PS.: The question is maybe analogous to the question how a drive formatted in FAT is different to one formatted in Ext4.
No, those are not analogous.
Filesystems exist at an abstraction layer above drive partitioning.
The complexity of a filesystem is several orders of magnitude greater than a partitioning scheme.
You have also selected two filesystems that are extreme opposites in complexity and features.
My guess here would be that 99,99% is identical, and that it's just a tiny file (the partition table?) which is different (formatting a drive usually takes only a few seconds).
Your guess is incorrect. The duration that the computer expends to perform a procedure is not a reliable gauge of the complexity of that operation.
The ext4 filesystem has file ownership and permissions. FAT does not.
The ext4 filesystem has journaling for robustness from power cuts. FAT does not.
There are more differences.
Addendum
No, those are not analogous. Filesystems exist at an abstraction layer above drive partitioning.
But aren't both the partition tables and the file system specification saved on a very small portion of the drive?
Insisting that comparing different filesystem is analogous to drive versus partition is inane. A partition is contained within the drive; the partition cannot exist without a drive.

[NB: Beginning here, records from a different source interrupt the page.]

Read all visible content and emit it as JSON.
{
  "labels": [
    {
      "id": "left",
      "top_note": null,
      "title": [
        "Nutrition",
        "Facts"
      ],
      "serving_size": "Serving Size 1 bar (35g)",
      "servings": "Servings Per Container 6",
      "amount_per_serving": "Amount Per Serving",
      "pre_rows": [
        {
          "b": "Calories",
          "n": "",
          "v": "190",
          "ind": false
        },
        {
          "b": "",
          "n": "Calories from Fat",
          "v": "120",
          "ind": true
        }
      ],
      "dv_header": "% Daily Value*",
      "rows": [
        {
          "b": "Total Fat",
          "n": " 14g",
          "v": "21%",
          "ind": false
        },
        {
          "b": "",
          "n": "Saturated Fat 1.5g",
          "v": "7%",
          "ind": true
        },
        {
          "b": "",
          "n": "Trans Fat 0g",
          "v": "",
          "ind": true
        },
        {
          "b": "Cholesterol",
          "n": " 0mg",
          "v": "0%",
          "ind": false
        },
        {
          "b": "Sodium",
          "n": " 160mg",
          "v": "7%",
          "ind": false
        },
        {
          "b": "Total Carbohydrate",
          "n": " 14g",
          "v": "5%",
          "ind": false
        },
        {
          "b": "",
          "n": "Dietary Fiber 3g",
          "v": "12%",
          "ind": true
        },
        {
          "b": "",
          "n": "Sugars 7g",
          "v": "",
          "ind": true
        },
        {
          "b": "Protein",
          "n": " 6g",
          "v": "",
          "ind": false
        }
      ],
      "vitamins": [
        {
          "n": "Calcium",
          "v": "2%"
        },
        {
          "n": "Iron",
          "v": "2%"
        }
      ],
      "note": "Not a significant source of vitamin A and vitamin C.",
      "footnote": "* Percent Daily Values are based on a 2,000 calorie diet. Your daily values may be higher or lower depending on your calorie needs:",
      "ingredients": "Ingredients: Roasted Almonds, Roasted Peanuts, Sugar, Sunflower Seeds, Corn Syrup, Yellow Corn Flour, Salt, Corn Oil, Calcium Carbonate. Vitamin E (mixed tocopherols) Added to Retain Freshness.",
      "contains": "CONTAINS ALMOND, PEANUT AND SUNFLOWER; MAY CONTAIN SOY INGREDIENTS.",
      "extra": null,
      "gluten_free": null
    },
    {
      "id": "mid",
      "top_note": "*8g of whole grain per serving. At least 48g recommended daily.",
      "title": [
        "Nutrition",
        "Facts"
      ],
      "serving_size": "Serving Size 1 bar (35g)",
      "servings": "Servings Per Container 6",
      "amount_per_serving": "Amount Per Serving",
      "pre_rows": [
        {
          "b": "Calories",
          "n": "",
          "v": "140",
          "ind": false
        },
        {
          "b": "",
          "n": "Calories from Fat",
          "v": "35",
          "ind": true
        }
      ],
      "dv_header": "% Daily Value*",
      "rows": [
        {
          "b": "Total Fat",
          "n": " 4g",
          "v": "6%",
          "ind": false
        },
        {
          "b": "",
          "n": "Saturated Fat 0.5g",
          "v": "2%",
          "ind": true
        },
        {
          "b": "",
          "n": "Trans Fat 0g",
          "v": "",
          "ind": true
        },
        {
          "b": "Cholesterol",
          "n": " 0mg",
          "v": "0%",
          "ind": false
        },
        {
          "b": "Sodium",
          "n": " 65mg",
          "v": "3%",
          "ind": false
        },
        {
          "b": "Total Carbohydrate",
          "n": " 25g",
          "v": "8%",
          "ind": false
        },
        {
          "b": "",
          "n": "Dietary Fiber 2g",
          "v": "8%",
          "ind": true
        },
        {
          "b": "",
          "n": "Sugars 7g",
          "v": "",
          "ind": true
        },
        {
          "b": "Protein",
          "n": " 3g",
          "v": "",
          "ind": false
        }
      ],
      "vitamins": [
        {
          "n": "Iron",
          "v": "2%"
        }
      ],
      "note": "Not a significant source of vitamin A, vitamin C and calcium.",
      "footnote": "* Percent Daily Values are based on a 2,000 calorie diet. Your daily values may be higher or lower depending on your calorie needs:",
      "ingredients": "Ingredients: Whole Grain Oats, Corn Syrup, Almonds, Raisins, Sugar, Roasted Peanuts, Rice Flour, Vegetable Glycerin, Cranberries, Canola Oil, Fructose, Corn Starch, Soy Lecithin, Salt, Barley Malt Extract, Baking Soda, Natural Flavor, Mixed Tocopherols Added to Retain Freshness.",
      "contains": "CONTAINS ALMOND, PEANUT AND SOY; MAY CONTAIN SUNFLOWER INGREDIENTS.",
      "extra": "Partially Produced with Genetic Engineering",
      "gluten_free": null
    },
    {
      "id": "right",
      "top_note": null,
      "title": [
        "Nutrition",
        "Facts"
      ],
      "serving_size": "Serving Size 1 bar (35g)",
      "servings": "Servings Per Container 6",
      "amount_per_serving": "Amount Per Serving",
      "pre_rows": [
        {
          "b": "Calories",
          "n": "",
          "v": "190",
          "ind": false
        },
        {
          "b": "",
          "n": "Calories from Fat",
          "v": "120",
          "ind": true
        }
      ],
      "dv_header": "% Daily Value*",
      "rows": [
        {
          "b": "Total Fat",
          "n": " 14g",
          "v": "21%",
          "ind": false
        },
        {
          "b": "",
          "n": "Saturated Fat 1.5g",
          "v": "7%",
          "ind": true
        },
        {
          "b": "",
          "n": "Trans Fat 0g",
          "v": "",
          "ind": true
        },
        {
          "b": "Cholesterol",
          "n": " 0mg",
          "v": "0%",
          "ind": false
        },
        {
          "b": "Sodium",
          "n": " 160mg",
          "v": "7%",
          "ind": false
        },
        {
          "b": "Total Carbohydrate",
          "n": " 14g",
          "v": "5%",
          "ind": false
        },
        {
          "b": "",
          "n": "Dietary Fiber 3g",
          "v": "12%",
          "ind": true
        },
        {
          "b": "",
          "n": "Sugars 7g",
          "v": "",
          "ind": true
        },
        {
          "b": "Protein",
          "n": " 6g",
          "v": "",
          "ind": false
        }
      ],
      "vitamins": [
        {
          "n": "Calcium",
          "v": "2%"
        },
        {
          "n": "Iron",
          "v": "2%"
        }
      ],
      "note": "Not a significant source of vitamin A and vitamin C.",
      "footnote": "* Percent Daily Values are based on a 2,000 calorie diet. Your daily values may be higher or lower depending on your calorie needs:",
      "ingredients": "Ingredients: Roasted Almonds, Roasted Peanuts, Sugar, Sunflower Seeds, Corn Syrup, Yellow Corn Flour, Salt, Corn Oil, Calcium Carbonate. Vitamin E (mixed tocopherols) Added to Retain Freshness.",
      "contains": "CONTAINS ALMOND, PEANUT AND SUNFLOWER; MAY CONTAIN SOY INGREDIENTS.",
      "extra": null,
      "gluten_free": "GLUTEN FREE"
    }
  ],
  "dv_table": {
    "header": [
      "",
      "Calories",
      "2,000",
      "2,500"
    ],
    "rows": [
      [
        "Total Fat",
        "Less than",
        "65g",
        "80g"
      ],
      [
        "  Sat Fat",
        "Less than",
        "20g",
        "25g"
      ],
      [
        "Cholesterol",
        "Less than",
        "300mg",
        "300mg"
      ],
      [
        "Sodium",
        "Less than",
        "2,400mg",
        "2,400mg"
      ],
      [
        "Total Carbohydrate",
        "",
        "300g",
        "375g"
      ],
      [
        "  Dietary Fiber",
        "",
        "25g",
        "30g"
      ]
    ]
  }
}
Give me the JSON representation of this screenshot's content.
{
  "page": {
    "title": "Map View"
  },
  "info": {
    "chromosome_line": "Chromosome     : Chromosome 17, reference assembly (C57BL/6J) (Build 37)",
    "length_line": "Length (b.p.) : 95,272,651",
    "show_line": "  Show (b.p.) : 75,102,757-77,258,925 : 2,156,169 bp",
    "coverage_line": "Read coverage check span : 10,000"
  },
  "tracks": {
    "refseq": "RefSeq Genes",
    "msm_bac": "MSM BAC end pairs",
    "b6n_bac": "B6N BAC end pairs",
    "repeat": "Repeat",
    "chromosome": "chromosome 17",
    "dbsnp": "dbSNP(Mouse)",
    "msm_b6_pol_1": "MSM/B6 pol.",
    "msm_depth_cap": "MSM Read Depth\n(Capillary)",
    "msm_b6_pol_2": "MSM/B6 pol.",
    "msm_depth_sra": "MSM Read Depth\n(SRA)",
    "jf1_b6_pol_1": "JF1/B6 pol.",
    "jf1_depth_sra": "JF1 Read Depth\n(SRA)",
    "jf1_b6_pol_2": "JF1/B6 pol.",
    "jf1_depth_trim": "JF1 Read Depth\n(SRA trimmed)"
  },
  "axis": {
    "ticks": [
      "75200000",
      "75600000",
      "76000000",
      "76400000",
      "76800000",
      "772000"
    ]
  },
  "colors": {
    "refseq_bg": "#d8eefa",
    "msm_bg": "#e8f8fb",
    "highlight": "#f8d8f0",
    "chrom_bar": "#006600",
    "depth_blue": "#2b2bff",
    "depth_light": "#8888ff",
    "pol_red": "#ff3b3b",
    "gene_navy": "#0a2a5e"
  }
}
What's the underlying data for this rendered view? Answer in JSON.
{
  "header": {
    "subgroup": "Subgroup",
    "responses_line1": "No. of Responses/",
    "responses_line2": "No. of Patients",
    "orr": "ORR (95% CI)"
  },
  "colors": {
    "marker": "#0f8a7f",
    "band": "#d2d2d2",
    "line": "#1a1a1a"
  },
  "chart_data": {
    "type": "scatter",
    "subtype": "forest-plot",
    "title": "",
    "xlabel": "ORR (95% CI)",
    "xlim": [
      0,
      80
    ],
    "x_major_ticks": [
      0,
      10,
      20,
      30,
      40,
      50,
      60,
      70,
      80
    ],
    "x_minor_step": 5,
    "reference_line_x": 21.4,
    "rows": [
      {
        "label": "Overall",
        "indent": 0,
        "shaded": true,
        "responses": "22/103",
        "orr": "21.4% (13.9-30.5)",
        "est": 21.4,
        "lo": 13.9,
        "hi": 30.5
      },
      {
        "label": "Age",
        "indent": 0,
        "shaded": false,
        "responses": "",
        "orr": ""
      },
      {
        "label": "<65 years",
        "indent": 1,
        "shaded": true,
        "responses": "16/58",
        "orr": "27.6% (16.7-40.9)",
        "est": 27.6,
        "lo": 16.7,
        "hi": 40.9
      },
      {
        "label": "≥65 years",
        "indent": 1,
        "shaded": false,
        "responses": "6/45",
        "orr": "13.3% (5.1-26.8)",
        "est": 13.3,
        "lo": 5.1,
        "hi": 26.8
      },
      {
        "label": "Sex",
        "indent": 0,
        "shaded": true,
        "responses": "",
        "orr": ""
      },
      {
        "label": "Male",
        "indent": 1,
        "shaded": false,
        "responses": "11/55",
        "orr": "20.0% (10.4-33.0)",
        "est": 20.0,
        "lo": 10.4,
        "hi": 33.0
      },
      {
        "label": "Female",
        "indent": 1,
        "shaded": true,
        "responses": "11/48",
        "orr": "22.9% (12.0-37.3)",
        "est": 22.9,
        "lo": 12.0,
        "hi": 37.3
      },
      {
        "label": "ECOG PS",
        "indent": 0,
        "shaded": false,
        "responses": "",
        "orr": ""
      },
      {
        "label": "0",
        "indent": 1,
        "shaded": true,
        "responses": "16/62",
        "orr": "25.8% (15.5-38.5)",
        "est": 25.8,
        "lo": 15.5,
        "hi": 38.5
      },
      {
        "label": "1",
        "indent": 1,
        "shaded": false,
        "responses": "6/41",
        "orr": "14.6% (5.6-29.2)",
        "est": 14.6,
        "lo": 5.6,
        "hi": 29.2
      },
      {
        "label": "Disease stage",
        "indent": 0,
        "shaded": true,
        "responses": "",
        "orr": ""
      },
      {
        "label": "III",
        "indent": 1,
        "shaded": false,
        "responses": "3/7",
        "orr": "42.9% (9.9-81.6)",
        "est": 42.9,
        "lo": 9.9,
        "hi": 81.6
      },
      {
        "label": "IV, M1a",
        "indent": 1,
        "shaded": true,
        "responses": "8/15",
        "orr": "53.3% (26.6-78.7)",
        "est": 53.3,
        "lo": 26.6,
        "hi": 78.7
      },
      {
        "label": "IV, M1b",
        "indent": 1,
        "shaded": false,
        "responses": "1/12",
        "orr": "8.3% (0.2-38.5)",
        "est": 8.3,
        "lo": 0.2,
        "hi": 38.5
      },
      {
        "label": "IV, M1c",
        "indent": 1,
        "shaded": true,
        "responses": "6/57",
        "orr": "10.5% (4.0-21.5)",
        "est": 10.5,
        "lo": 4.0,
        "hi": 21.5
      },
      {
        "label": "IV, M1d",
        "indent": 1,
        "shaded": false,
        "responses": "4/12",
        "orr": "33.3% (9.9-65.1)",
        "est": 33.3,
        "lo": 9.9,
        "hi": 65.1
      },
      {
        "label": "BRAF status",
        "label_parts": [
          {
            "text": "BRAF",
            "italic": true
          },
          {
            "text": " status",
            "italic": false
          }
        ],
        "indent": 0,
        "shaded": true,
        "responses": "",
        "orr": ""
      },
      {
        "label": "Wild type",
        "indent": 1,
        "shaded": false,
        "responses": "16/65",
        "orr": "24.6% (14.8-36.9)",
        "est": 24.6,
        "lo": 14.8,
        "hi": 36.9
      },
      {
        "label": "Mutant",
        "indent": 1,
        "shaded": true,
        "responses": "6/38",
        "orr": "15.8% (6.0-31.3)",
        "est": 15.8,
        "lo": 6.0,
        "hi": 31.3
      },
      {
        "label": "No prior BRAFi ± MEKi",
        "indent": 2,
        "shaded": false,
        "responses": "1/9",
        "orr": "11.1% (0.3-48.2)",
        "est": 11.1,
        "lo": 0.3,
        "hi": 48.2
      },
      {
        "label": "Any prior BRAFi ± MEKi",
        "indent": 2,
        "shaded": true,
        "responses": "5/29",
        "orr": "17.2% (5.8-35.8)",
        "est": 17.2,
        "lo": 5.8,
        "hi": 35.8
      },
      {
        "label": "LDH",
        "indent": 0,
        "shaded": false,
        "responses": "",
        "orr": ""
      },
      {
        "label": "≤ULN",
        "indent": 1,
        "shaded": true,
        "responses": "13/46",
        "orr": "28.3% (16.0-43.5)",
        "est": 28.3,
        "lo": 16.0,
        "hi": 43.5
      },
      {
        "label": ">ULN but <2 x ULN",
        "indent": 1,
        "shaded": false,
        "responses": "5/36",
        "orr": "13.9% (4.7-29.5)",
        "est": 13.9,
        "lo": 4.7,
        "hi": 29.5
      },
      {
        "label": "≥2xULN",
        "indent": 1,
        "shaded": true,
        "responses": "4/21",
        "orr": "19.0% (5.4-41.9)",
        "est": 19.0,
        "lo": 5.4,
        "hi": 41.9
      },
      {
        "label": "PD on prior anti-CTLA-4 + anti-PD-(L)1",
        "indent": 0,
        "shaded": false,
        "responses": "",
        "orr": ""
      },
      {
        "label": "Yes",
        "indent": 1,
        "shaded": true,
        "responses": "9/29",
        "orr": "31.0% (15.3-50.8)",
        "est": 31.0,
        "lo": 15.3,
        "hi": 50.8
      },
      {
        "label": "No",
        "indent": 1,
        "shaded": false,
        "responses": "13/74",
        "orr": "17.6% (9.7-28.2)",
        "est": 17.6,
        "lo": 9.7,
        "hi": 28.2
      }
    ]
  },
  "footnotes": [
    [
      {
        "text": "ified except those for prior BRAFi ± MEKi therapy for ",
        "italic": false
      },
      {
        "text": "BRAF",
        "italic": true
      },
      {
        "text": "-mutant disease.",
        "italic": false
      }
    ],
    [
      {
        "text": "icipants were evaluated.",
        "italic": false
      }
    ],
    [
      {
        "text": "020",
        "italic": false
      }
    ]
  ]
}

Whereas filesystems are mutually exclusive, especially FAT versus ext4 (although the relationship between ext2/ext3/ext4 filesystems is sort of the exception to the rule). Only one filesystem can exist in a partition. You can install one of these filesystems,and then forget about and never use the other.
Your attempt to divert focus to static information stored on the medium (i.e. the partition table and some vague filesystem data that you assume exists somewhere) makes no sense.
The definition of where a partition starts and ends (or what filesystem is to be installed) is formulated first.
Then that information is stored on the medium somewhere and somehow.
The real work begins when the OS has to perform I/O to the partition(s) as files are read and written.
In other words the partition table (which doesn't change while partitions are mounted) and the filesystem structures (which will change/grow from their initialized form installed during the format) are not the salient components of partitions and filesystem (respectively).
Focusing on such data is akin to having a strategy of running a marathon that relies solely on your starting position (i.e. at the front of the crowd), and neglects the next 42 kilometers.
(FYI a long time ago for a job at a UNIX company, I wrote a FAT format utility. So at one point in time I knew exactly what disk formatting entailed.)
Addendum 2
Rather, they're like a rule set for the OS ...
No.
The partition table merely contains (parametric) data that is used by the OS.
The "rules" are implemented by the code that comprises the algorithms of the OS.
These algorithms use data.
Data are not algorithms (or "rules").
The filesystem ID for a partition installs a filesystem handler, which will process all subsequent open, read, write, lseek, and close systemcalls for that mountpoint.
The initialized structures written during format (e.g. empty allocation tables, empty root directory) are updated as the filesystem creates, writes, and deletes files.
The "rules" for performing open, read, write, lseek, and close file operations are implemented in the code of the filesystem handler.
All filesystem I/O operations will pass through the partition layer (to perform the LBA translation).
The pseudocode for a LBA translator (i.e. convert a given LBA (lba
) of a filesystem "device" (device_mounted
) to the LBA of the actual/physical device) could be:
if (device_mounted == drive)
then
if (lba >= drive_size)
then reject translation
else actual_lba = lba
else if (device_mounted == valid_partition_number)
then
if (lba >= partition_size)
then reject translation
else actual_lba = lba + partition_start
return (actual_lba)
Handling partitions is just a simple mapping.
Filesystems are subsystems that have a user interface, require resources, and perform I/O.
Using some minute commonality is not a sensible basis for comparison.